スタートダッシュの役満で印象的だったのが、2011年の第9回女流モンド杯予選第1戦で二階堂瑠美プロがあがった四暗刻です。
開幕戦の東1局に魅せた強烈な一発でした。瑠美プロの懐かしい一局を振り返ります。
予選第1戦は二階堂亜樹プロ、清水香織プロ、二階堂瑠美プロ、宮内こずえプロの並び順。今も活躍している人気女流プロが対戦しました。
東1局に瑠美プロが1巡目に東をツモって暗刻にした手牌です。
北もトイツで萬子か索子のホンイツを狙いたい手です。瑠美プロはまず6筒を切ります。
瑠美プロは2巡目に中を重ねました。1萬を切って索子のホンイツを目指します。
ところが、4巡目にずばっとカンチャンの8萬を引き入れました。2索を1枚外し、索子から萬子の一色手に方針転換しました。
5巡目に7萬をツモって7索を切り、2索のトイツ落としを連続で見せずにぼかします。瑠美プロらしい細やかな打ち筋です。
7巡目に4枚目の東をツモります。東の暗槓はしないで残し、2索を切りました。
瑠美プロは8巡目に9萬をツモり、東を切ってイーシャンテンです。
萬子のホンイツ狙いに変更したことがずばりでした。
11巡目に中を暗刻にしてカンチャンの8萬待ちで聴牌です。
ツモの効き方がすごく、メンゼンホンイツ・チャンタ・イーペーコー・東・中の倍満の手です。瑠美プロは黙聴に構えます。
そして12巡目に北を暗刻にして、7萬と9萬のシャンポン待ちでツモり四暗刻の聴牌です。

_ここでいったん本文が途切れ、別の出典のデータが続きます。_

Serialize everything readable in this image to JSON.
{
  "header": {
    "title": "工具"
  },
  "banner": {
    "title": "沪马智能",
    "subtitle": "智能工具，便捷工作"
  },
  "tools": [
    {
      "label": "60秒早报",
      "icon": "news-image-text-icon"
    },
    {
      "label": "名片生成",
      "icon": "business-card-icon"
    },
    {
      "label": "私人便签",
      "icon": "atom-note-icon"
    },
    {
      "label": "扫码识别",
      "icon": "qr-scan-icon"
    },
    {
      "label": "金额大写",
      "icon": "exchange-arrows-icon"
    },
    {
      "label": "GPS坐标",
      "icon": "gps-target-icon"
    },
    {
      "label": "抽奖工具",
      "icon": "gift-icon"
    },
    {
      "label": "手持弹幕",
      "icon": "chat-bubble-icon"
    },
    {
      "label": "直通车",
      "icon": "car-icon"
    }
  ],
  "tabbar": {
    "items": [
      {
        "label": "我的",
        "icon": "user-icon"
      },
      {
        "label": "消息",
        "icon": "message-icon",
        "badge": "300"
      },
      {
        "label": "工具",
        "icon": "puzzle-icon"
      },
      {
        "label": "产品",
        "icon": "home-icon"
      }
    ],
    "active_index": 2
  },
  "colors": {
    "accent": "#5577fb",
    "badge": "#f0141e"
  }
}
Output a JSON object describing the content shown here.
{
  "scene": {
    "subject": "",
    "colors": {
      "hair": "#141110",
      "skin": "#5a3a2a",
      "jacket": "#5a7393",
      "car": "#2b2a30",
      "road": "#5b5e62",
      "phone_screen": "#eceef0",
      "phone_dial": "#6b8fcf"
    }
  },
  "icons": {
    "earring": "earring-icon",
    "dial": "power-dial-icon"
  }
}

山には7萬が2枚、9萬が1枚残っていました。瑠美プロは慎重に黙聴を続けます。
發を暗刻で持つ清水プロは瑠美プロの大物手の気配を察知したようで、13巡目に亜樹プロが切った6筒をチーし、カンチャンの4索待ちで聴牌に取りました。
4索は宮内プロが暗刻で持ち、1枚だけ山に残っていました。
清水プロの仕掛けを見た瑠美プロは直後の13巡目、抑え込みを図り、4萬をツモ切りして7萬と9萬のシャンポン待ちでリーチします。
この4萬を宮内プロがポンして聴牌。2筒と4索のシャンポン待ちです。
宮内プロのあがり牌は山に2筒が残っておらず、清水プロのあがり牌でもある4索が1枚だけ残っていました。
清水プロと宮内プロの鳴きで、瑠美プロが一発でツモるはずだった7萬は亜樹プロに流れました。守りの堅い亜樹プロは当然切らずに残し、チートイツのイーシャンテンを維持します。
宮内プロは14巡目にドラの3索をツモって5索を切り、2筒と3索のシャンポン待ちに変えます。
タンヤオ・トイトイ・ドラ2のツモり三暗刻の手になりましたが、あがり牌は山に残っていませんでした。
清水プロの鳴きで一度はあがりを逃した形になった瑠美プロ。この一局の勢いはそれでも止まりませんでした。
瑠美プロは15巡目に9萬をツモ。見事なメンゼンホンイツの四暗刻です。
開局早々にあがった役満の興奮を押し隠すように、瑠美プロは少しはにかんだ笑顔を見せていました。